By: E&P Staff and The Associated Press Former St. Paul Pioneer Press publisher Par Ridder has acknowledged taking confidential information from his old employer to his new job as publisher of the Star Tribune of Minneapolis.
In videotaped testimony played Monday in Ramsey County District Court, Ridder acknowledged copying confidential financial documents from his Pioneer Press computer onto a portable computer drive and taking them to the Star Tribune.
Court action resumes today with the Star Tribune calling witnesses. Ridder was among 12 who appeared Monday, live or on tape.
He also acknowledged sharing some of that data on advertising, profits and personnel matters with Star Tribune officials, including members of its operating committee.
Par Ridder was hired as the Star Tribune's publisher and CEO in March. The Star Tribune is owned by Avista Capital Partners.
Ridder's testimony was part of a hearing on a temporary injunction sought by the Pioneer Press that would bar Ridder and two other Pioneer Press executives from working at the rival Star Tribune.
The Pioneer Press contends all three had noncompete agreements that were signed when the newspaper was still owned by Knight Ridder. Ridder said the executives were verbally released from those agreements, but he said it was never put in writing.
In his videotaped testimony, Ridder said that on his last day with the Pioneer Press he took a packet of noncompete agreements signed by himself and other executives.
He said his assistant at the newspaper had initially told him she would take them home and shred them, but he said he didn't feel comfortable with that and caught up with her in a parking ramp and retrieved the packet.
Dean Singleton, CEO of MediaNews Group Inc., which controls the Pioneer Press, was in the courtroom Monday.

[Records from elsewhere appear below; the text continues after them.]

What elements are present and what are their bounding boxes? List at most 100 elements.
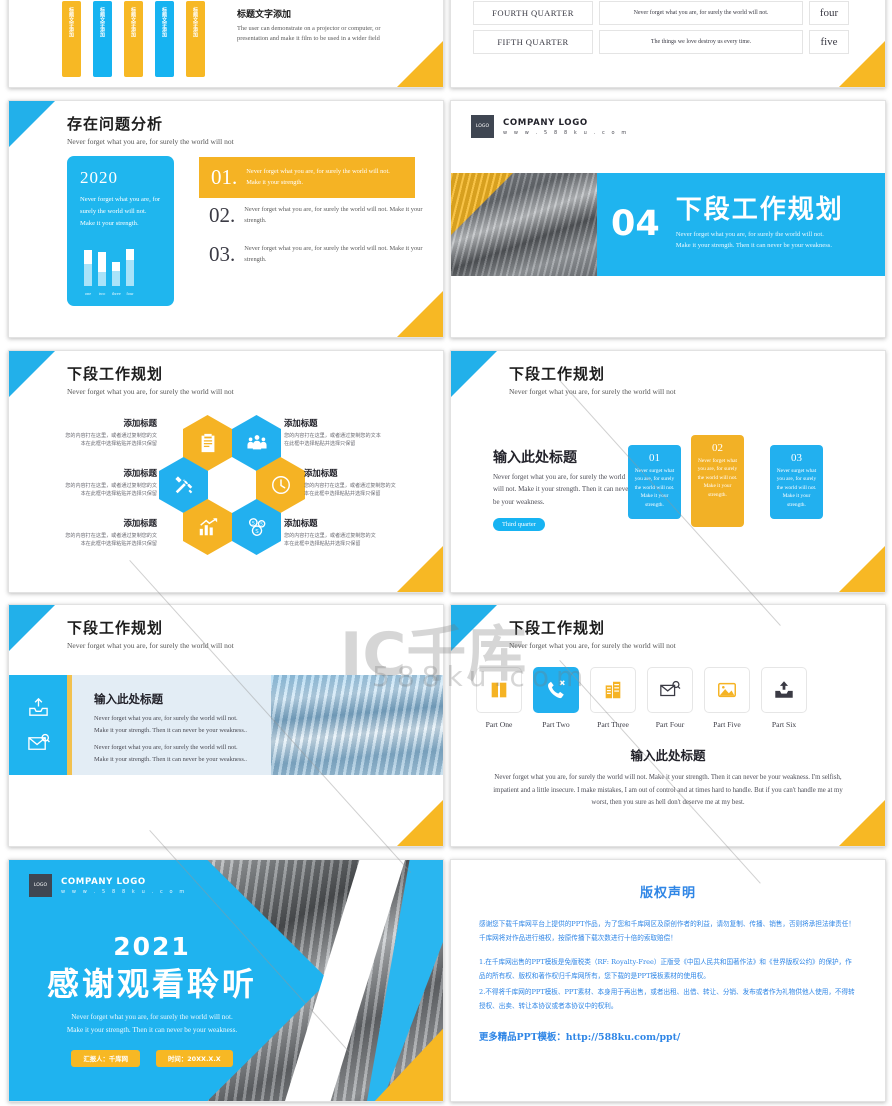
copyright-paragraph-2: 1.在千库网出售的PPT模板是免版税类（RF: Royalty-Free）正版受… — [479, 958, 852, 980]
part-caption: Part One — [485, 720, 513, 729]
label-body: 您的内容打在这里，或者通过复制您的文本在此框中选择粘贴并选择只保留 — [284, 433, 381, 448]
bar-name: one — [84, 291, 92, 296]
card-text: Never forget what you are, for surely th… — [697, 458, 738, 498]
section-title: 下段工作规划 — [675, 195, 844, 226]
quarter-badge[interactable]: Third quarter — [493, 517, 545, 531]
item-number: 02. — [209, 203, 236, 227]
slide-header: 下段工作规划 Never forget what you are, for su… — [509, 617, 676, 650]
part-caption: Part Four — [655, 720, 685, 729]
logo-url: w w w . 5 8 8 k u . c o m — [503, 129, 629, 136]
item-text: Never forget what you are, for surely th… — [244, 245, 423, 263]
part-caption: Part Two — [542, 720, 570, 729]
cell-number: five — [809, 30, 849, 54]
bar-label: 标题文字添加 — [68, 7, 74, 37]
corner-accent-blue — [451, 351, 497, 397]
hexagon-label: 添加标题 您的内容打在这里，或者通过复制您的文本在此框中选择粘贴并选择只保留 — [57, 517, 157, 549]
table-row[interactable]: FIFTH QUARTER The things we love destroy… — [473, 30, 849, 54]
bar-label: 标题文字添加 — [130, 7, 136, 37]
mini-bar-labels: one two three four — [84, 291, 134, 296]
card-number: 03 — [791, 452, 802, 464]
slide-title: 下段工作规划 — [67, 619, 164, 637]
skyscraper-photo — [451, 173, 597, 276]
part-item-one[interactable]: Part One — [476, 667, 522, 729]
slide-quarter-cards[interactable]: 下段工作规划 Never forget what you are, for su… — [450, 350, 886, 593]
copyright-block: 版权声明 感谢您下载千库网平台上提供的PPT作品，为了您和千库网区及原创作者的利… — [479, 882, 857, 1043]
part-caption: Part Three — [597, 720, 629, 729]
year-summary-card: 2020 Never forget what you are, for sure… — [67, 156, 174, 306]
slide-thank-you[interactable]: LOGO COMPANY LOGO w w w . 5 8 8 k u . c … — [8, 859, 444, 1102]
part-item-five[interactable]: Part Five — [704, 667, 750, 729]
thanks-block: 2021 感谢观看聆听 Never forget what you are, f… — [47, 932, 258, 1068]
part-item-six[interactable]: Part Six — [761, 667, 807, 729]
slide-problem-analysis[interactable]: 存在问题分析 Never forget what you are, for su… — [8, 100, 444, 338]
mail-search-icon[interactable] — [27, 732, 50, 755]
panel-heading: 输入此处标题 — [94, 692, 163, 706]
quarter-card[interactable]: 02 Never forget what you are, for surely… — [691, 435, 744, 527]
label-head: 添加标题 — [123, 468, 158, 478]
bar-label: 标题文字添加 — [161, 7, 167, 37]
copyright-title: 版权声明 — [639, 886, 696, 901]
hexagon-label: 添加标题 您的内容打在这里，或者通过复制您的文本在此框中选择粘贴并选择只保留 — [304, 467, 424, 499]
slide-copyright[interactable]: 版权声明 感谢您下载千库网平台上提供的PPT作品，为了您和千库网区及原创作者的利… — [450, 859, 886, 1102]
copyright-link[interactable]: 更多精品PPT模板：http://588ku.com/ppt/ — [479, 1029, 857, 1043]
cell-quarter: FIFTH QUARTER — [473, 30, 593, 54]
slide-parts[interactable]: 下段工作规划 Never forget what you are, for su… — [450, 604, 886, 847]
corner-accent-blue — [451, 605, 497, 651]
slide-top-right[interactable]: FOURTH QUARTER Never forget what you are… — [450, 0, 886, 88]
list-item[interactable]: 03. Never forget what you are, for surel… — [209, 244, 427, 265]
slide-subtitle: Never forget what you are, for surely th… — [509, 641, 676, 650]
part-item-four[interactable]: Part Four — [647, 667, 693, 729]
users-icon — [246, 435, 267, 450]
cell-quarter: FOURTH QUARTER — [473, 1, 593, 25]
phone-missed-icon — [548, 680, 565, 699]
slide-hexagon-infographic[interactable]: 下段工作规划 Never forget what you are, for su… — [8, 350, 444, 593]
clipboard-icon — [201, 433, 214, 453]
list-item[interactable]: 02. Never forget what you are, for surel… — [209, 205, 427, 226]
part-tab-row: Part One Part Two Part Three Part Four P… — [476, 667, 807, 729]
table-row[interactable]: FOURTH QUARTER Never forget what you are… — [473, 1, 849, 25]
bar-label: 标题文字添加 — [192, 7, 198, 37]
parts-description: 输入此处标题 Never forget what you are, for su… — [485, 745, 851, 810]
card-text: Never surget what you are, for surely th… — [634, 468, 675, 508]
slide-section-divider[interactable]: LOGO COMPANY LOGO w w w . 5 8 8 k u . c … — [450, 100, 886, 338]
chart-icon — [199, 518, 217, 536]
copyright-paragraph-1: 感谢您下载千库网平台上提供的PPT作品，为了您和千库网区及原创作者的利益，请勿复… — [479, 920, 855, 942]
item-text: Never forget what you are, for surely th… — [244, 206, 423, 224]
card-number: 01 — [649, 452, 660, 464]
clock-icon — [271, 476, 290, 494]
upload-icon — [775, 681, 793, 698]
left-text-block: 输入此处标题 Never forget what you are, for su… — [493, 447, 633, 531]
slide-header: 存在问题分析 Never forget what you are, for su… — [67, 113, 234, 146]
section-sub-line1: Never forget what you are, for surely th… — [675, 230, 824, 238]
logo-mark: LOGO — [471, 115, 494, 138]
coins-icon: S SS — [248, 518, 265, 536]
inbox-upload-icon[interactable] — [27, 696, 50, 719]
part-item-three[interactable]: Part Three — [590, 667, 636, 729]
content-band: 输入此处标题 Never forget what you are, for su… — [9, 675, 443, 775]
list-item[interactable]: 01. Never forget what you are, for surel… — [199, 157, 415, 198]
slide-image-text[interactable]: 下段工作规划 Never forget what you are, for su… — [8, 604, 444, 847]
panel-paragraph-2: Never forget what you are, for surely th… — [94, 744, 248, 763]
slide-title: 下段工作规划 — [67, 365, 164, 383]
description-heading: 输入此处标题 — [630, 748, 706, 763]
slide-top-left[interactable]: 标题文字添加 标题文字添加 标题文字添加 标题文字添加 标题文字添加 标题文字添… — [8, 0, 444, 88]
corner-accent-yellow — [397, 41, 443, 87]
slide-title: 存在问题分析 — [67, 115, 164, 133]
quarter-card[interactable]: 01 Never surget what you are, for surely… — [628, 445, 681, 519]
thanks-year: 2021 — [113, 932, 191, 961]
building-icon — [605, 681, 621, 699]
bar-column: 标题文字添加 — [62, 1, 81, 77]
corner-accent-blue — [9, 101, 55, 147]
slide-deck-preview: 标题文字添加 标题文字添加 标题文字添加 标题文字添加 标题文字添加 标题文字添… — [0, 0, 892, 1106]
svg-text:S: S — [260, 522, 263, 527]
part-item-two[interactable]: Part Two — [533, 667, 579, 729]
quarter-card[interactable]: 03 Never surget what you are, for surely… — [770, 445, 823, 519]
bar-column: 标题文字添加 — [124, 1, 143, 77]
label-body: 您的内容打在这里，或者通过复制您的文本在此框中选择粘贴并选择只保留 — [284, 533, 376, 548]
meta-pills: 汇报人：千库网 时间：20XX.X.X — [47, 1050, 257, 1068]
item-text: Never forget what you are, for surely th… — [246, 168, 390, 186]
slide-subtitle: Never forget what you are, for surely th… — [67, 137, 234, 146]
slide-body-text: The user can demonstrate on a projector … — [237, 25, 381, 42]
thanks-title: 感谢观看聆听 — [47, 965, 258, 1003]
label-body: 您的内容打在这里，或者通过复制您的文本在此框中选择粘贴并选择只保留 — [65, 483, 157, 498]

The Pioneer Press reports today:
"Ridder was one of 12 witnesses that Pioneer Press attorneys either called to the stand, or whose videotaped depositions they played Monday. Ridder, in court Monday, sat flanked by Jennifer Parratt and Kevin Desmond, the two other former Pioneer Press employees the Pioneer Press is trying to bar from working at the Star Tribune for one year....
"James Finkelstein, a partner at Avista Capital Partners, the New York-based buyout company that owns the Star Tribune, testified by video that Ridder shouldn't have taken the information. 'It was clearly a mistake,' Finkelstein said.
"Ridder also testified that Art Brisbane, then senior vice president of Knight Ridder, former owner of the Pioneer Press, approved tossing out the noncompete agreements for the entire operating committee at the Pioneer Press, including Ridder.
"In videotaped testimony, Brisbane said he didn't recall having that conversation. He said he didn't authorize waiving the noncompete agreements since that is something that would have involved other Knight Ridder executives and some formality.
"Barb Cartalucca, assistant to the publisher at the Pioneer Press, testified that the company's vice president of Human Resources, Karen Clary, told her that Brisbane had waived the noncompete agreements for the operating committee and that Clary instructed her to pull them out of the personnel files. Cartalucca said she saved the paperwork in a file in her desk.
"Shortly before leaving the Pioneer Press, Ridder inquired about the pulled noncompetes, Cartalucca testified. She said she offered to 'take them home and shred them.'"
"Ridder testified that after speaking with Cartalucca about how to handle the paperwork, he called his father for advice. Ridder's father is Tony Ridder, former CEO of the dismantled Knight Ridder newspaper chain. 'His advice to me was to not let anything happen to those noncompetes,' Ridder said. He caught up with Cartalucca at the elevator at a nearby parking ramp, retrieved the papers and put them in his car, he said.
"Just how widely the electronic files were distributed at the Star Tribune remains unclear."